About our Garden
In 2007, owner Karen Roos commissioned French architect Patrice Taravella to plan the layout of the garden. His work at Prieuré Notre Dame d’Orsan in France had impressed her greatly. There Patrice had reconstructed a medieval cloistered garden on the site of a restored 12th-century monastery.
"I was drawn to Patrice's inherent discipline. It is almost Cartesian in the tradition of classical French gardens. And he's remarkable in that he really understands the movement of people: how to make a garden hold you and calm you down."
The garden comprises 15 clusters spanning vegetable areas, stone and pome fruits, nuts, citrus, berries, bees, herbs, ducks and chickens, a prickly pear maze, and more.
Gravity feeds water from a stream by rills into the garden, flowing through ponds planted with edible lotus, nymphaea lilies and waterblommetjies.

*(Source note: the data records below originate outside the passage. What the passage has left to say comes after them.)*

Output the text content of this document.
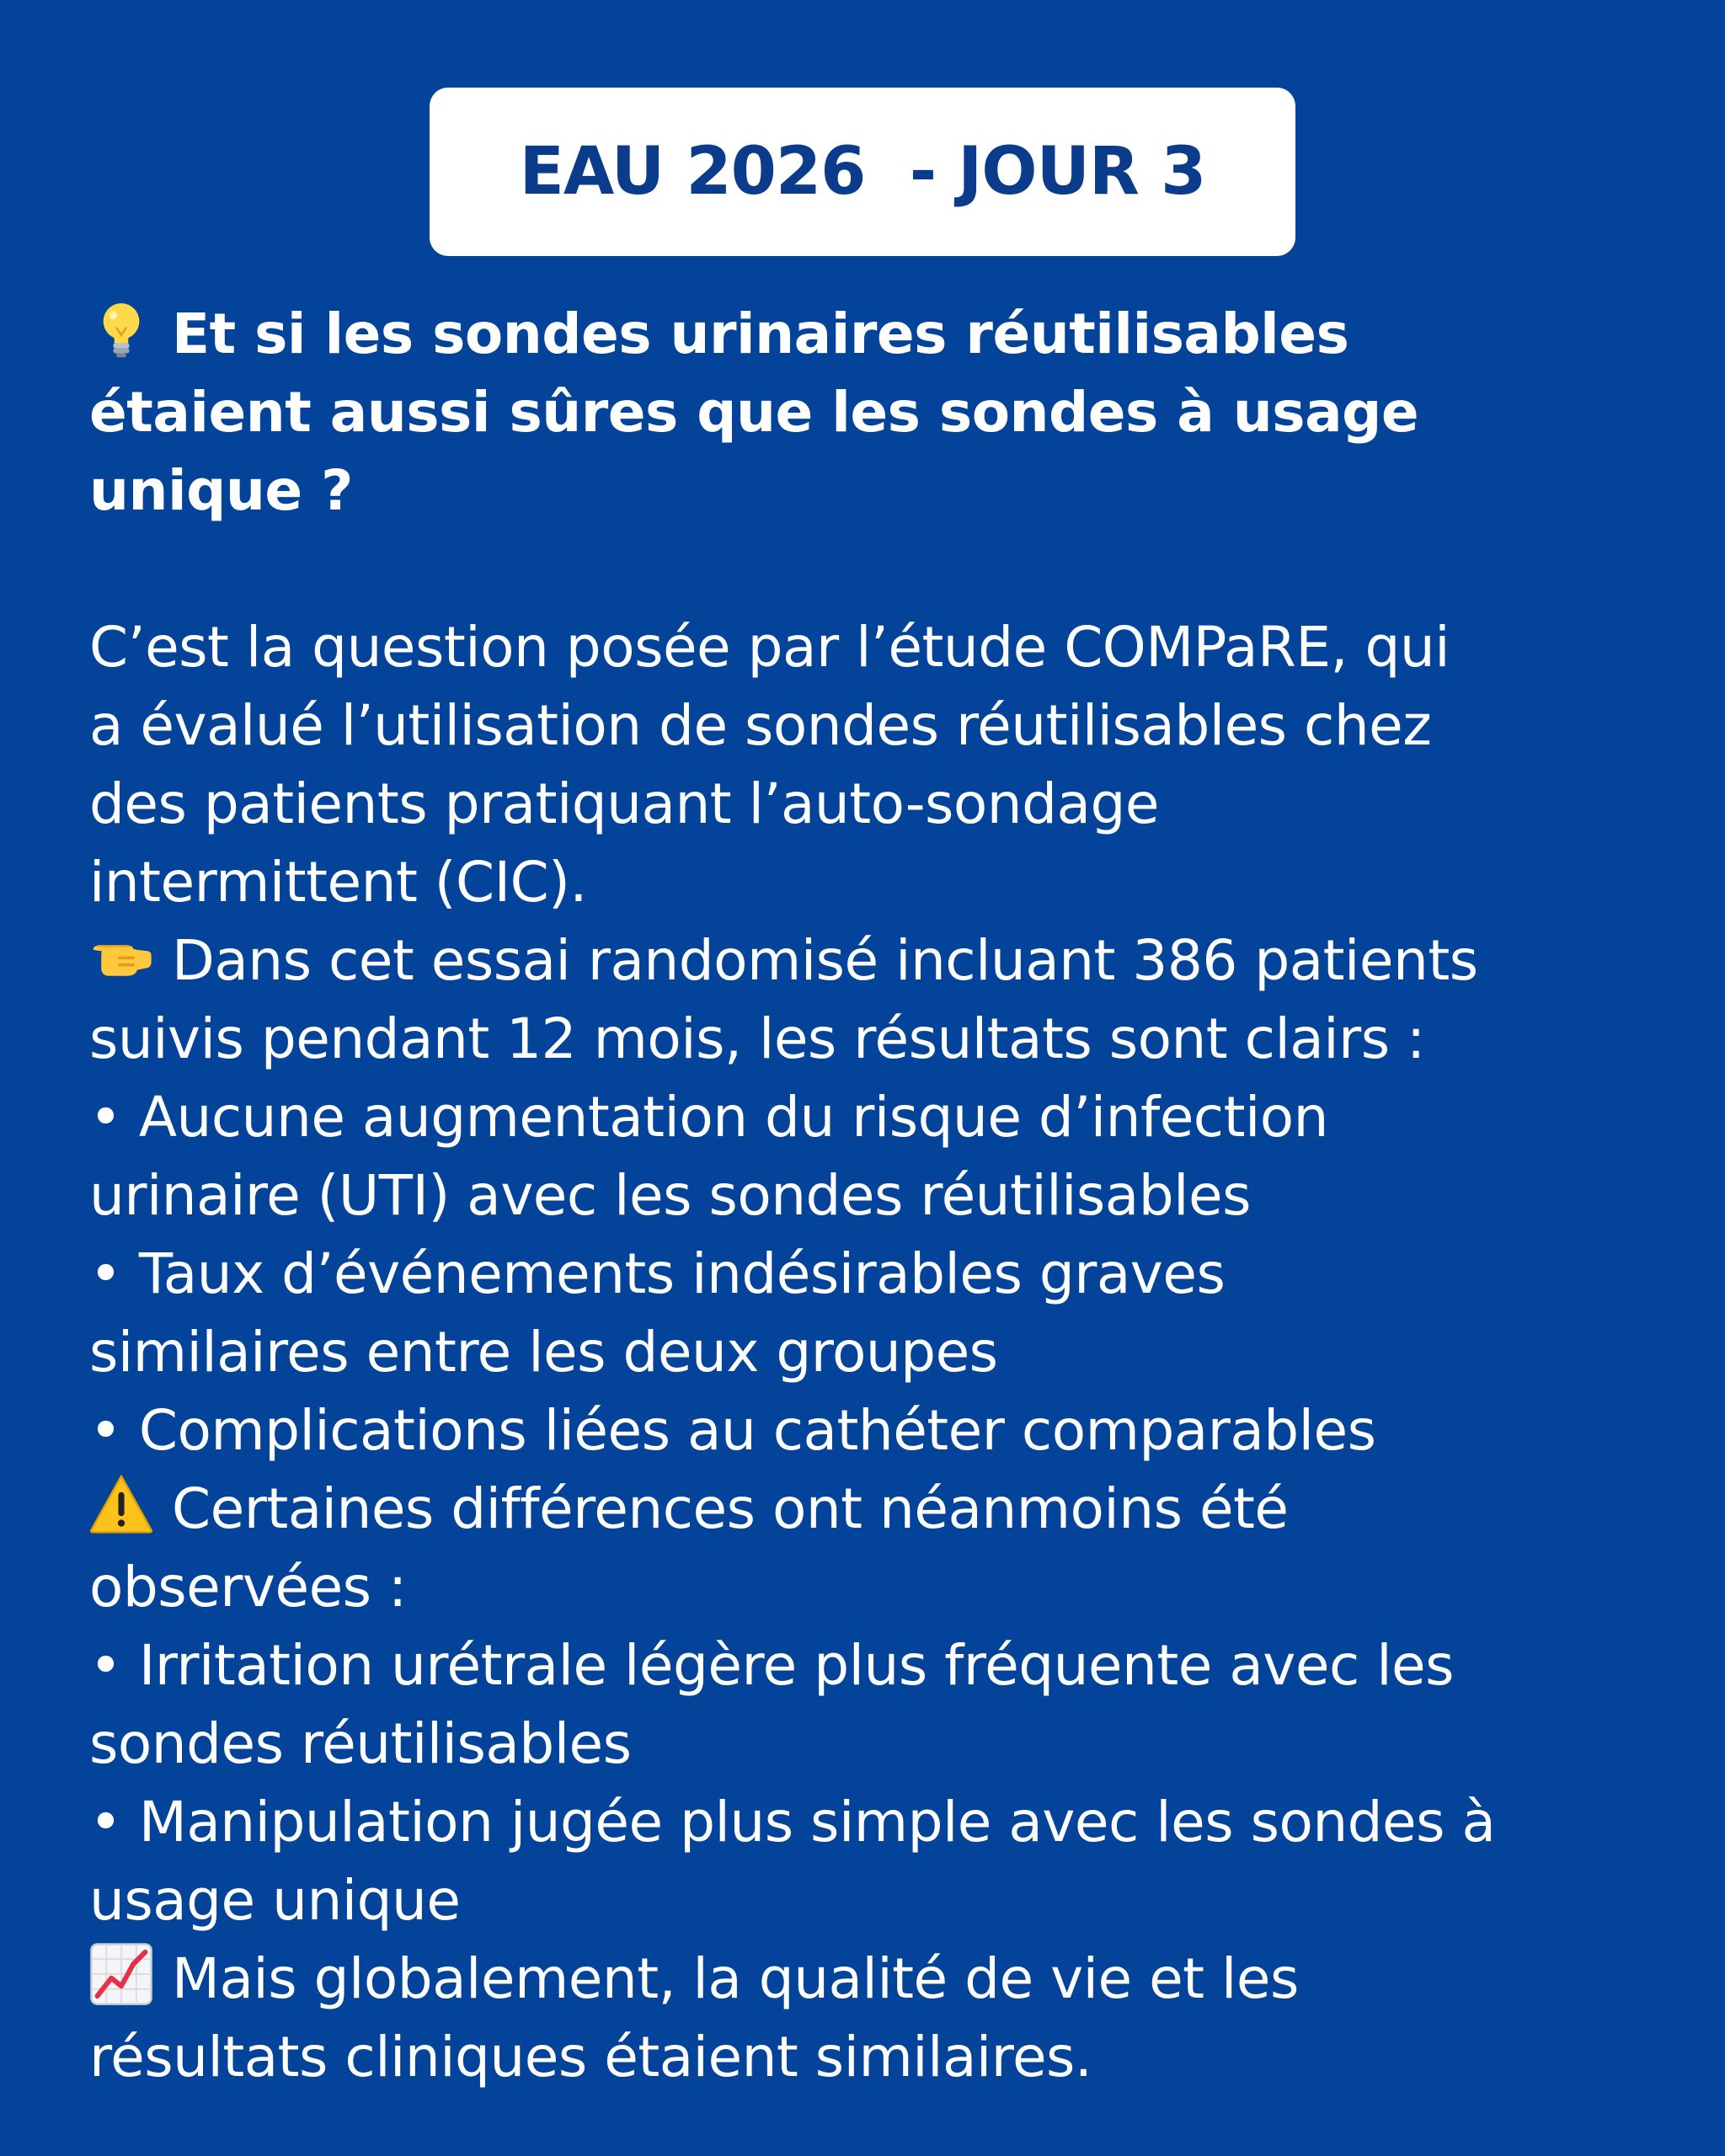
EAU 2026  - JOUR 3
Et si les sondes urinaires réutilisables
étaient aussi sûres que les sondes à usage
unique ?
C’est la question posée par l’étude COMPaRE, qui
a évalué l’utilisation de sondes réutilisables chez
des patients pratiquant l’auto-sondage
intermittent (CIC).
Dans cet essai randomisé incluant 386 patients
suivis pendant 12 mois, les résultats sont clairs :
• Aucune augmentation du risque d’infection
urinaire (UTI) avec les sondes réutilisables
• Taux d’événements indésirables graves
similaires entre les deux groupes
• Complications liées au cathéter comparables
Certaines différences ont néanmoins été
observées :
• Irritation urétrale légère plus fréquente avec les
sondes réutilisables
• Manipulation jugée plus simple avec les sondes à
usage unique
Mais globalement, la qualité de vie et les
résultats cliniques étaient similaires.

Every one of the more than 300 varieties of plants in the garden is edible or has medicinal value. The fruit and vegetables from the garden are harvested all year round for use in two farm-to-fork restaurants. Along the edge of the garden, a natural stream flows from the Simonsberg Mountain to the Berg River, creating a space for indigenous wild olives to flourish. In their shade a collection of some 7000 clivia lilies explode in a spectacular display every spring.
Our head gardener Alex Bosman and his team tend the plants that have flourished beyond expectation – so much so that it’s quite hard to believe that the garden is still relatively young.